Anstoß des Ärgernisses: die dunkle Ecke am Wümmehof.

Ärger am Wümmehof wegen Tabula Rasa bei Pflanzen und Bäumen

Langenhagen (ok). Wie lautet doch ein plattdeutsches Sprichwort so schön: Wat den Eenen sin Uhl, is den Annern sin Nachtigall. Auf einen konkreten Fall im Wümmehof gemünzt: Jetzt ist Tabula rasa auf der Fläche zur Paracelsus-Klinik hin gemacht worden; der "Wildwuchs" – wie es eine Anwohnerin formuliert hat – auf der Fläche entfernt worden. Die Frau hatte sich bei der Stadtverwaltung beschwert, weil das Sicherheitsrisiko durch die Dunkelheit groß sei, Frauen sich kaum in den Wümmehof trauten. Die Situation sei gerade für kleine Kinder gefährlich; der Streifen muss einsehbar und zur Klinik durchsehbar sein. Im wahrsten Sinne des Wortes sollte "Licht ins Dunkel" kommen. Um das zu unterstreichen, hat sie auch Unterschriften gesammelt. Die Abteilung Stadtgrün und Friedhöfe hat reagiert, sich vor Ort umgesehen. Und sie mussten feststellen, das verschiedene Anwohner ihre privaten Bäume, Sträucher und Stauden in die städtischen Pflanzstreifen gepflanzt hätten. Vor allen Dingen immergrüne Gehölze verursachten Probleme, stünden wie etwas drei Lebensbäume nebeneinander oder direkt am Weg. In dem Schreiben der Verwaltung heißt es, dass das in Zukunft nicht mehr geduldet, sondern den Anwohnern die Entsorgung in Rechnung gestellt werde. Einige von ihnen sind von der rechtmäßigen Aktion allerdings nicht begeistert. Sie fühlen sich quasi wie auf dem Präsentierteller mit Blick auf die benachbarte Paracelsus-Klinik, sehen auch den Lebensraum einiger Tiere wie etwa die Igel bedroht. Die Installation einer zusätzlichen Laterne, wie sie die Stadtverwaltung prüft, sei völlig ausreichend.

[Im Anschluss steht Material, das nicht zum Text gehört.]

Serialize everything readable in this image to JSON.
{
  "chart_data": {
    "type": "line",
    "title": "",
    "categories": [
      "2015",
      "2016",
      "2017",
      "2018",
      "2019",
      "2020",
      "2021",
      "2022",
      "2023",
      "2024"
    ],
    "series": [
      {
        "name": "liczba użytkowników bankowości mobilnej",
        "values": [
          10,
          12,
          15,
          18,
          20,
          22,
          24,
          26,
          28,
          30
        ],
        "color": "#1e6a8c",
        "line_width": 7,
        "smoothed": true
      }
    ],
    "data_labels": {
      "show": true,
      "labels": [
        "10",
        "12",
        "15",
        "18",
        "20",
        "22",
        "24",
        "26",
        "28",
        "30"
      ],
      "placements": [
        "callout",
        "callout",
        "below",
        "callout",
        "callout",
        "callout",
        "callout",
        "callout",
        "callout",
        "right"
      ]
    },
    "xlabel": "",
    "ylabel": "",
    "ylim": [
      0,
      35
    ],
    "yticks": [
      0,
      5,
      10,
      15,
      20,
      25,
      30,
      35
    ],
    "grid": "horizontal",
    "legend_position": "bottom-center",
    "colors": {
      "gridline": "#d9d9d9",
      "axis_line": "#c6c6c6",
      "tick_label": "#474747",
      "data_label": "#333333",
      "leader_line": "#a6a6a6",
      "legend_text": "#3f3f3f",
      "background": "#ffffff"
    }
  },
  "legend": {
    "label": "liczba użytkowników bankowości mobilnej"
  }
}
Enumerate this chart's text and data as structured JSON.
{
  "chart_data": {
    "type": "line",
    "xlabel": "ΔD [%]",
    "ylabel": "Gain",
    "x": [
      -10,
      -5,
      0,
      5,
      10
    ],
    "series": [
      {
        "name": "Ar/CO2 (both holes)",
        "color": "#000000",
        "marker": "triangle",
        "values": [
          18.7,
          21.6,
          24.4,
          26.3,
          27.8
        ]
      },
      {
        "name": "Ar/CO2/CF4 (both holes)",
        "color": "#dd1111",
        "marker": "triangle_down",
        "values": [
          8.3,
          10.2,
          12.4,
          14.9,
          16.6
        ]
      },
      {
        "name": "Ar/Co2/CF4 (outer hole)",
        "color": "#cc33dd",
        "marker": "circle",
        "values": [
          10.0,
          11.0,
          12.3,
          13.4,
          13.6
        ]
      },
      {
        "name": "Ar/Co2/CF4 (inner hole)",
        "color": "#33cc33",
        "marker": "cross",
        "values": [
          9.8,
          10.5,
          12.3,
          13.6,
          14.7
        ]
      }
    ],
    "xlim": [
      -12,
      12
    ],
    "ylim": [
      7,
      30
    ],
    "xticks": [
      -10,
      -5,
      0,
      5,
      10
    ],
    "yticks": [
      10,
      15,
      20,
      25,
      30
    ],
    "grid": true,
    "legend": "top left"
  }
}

Bürgemeister Mirko Heuer, der nach der Mängelmeldung, auf die nicht reagiert worden sei, direkt angeschrieben worden ist, musste nach eigener Aussage als "Eskalationsinstanz" eingeschaltet. Das komme aber öfter vor und sei beileibe keine Einzelfall. Sein Kommentar zu dem Nachbarschaftsstreit: "Es scheint wie so oft: Des einen Leid, des anderen Freud – die Flächen sind jetzt in einen ordentlichen, pflegeleichten, lichtdurchlässigen und sicherheitsgebenden Zustand – wie gewünscht – versetzt worden, und damit haben wir den offensichtlich vorhandenen Mangel beseitigt. Und sind Andere unzufrieden und beschweren sich." Grundsätzlich habe er nichts gegen eine Eigenbepflanzung. Allerdings zeihe das natürlich auch eine private Pflege nach sich. Da es nachbarschaflich aber offensichtlich keine Einigung in Sachen Pflege gebe, müsse die Stadt das dann wieder komplett übernehmen. Aber so, wie es sinnvoll und wirtschaftlich sei. Dazu gehöre zum Beispiel der Rückbau der Komposter im öffentlichen Raum und die Bepflanzung mit pflegeleichten Stauden. Fazit: Warten wir's ab, ob sich das Ganze im Frühjahr, wenn es wieder grünt und blüht, zur Never-Ending-Story entwickelt.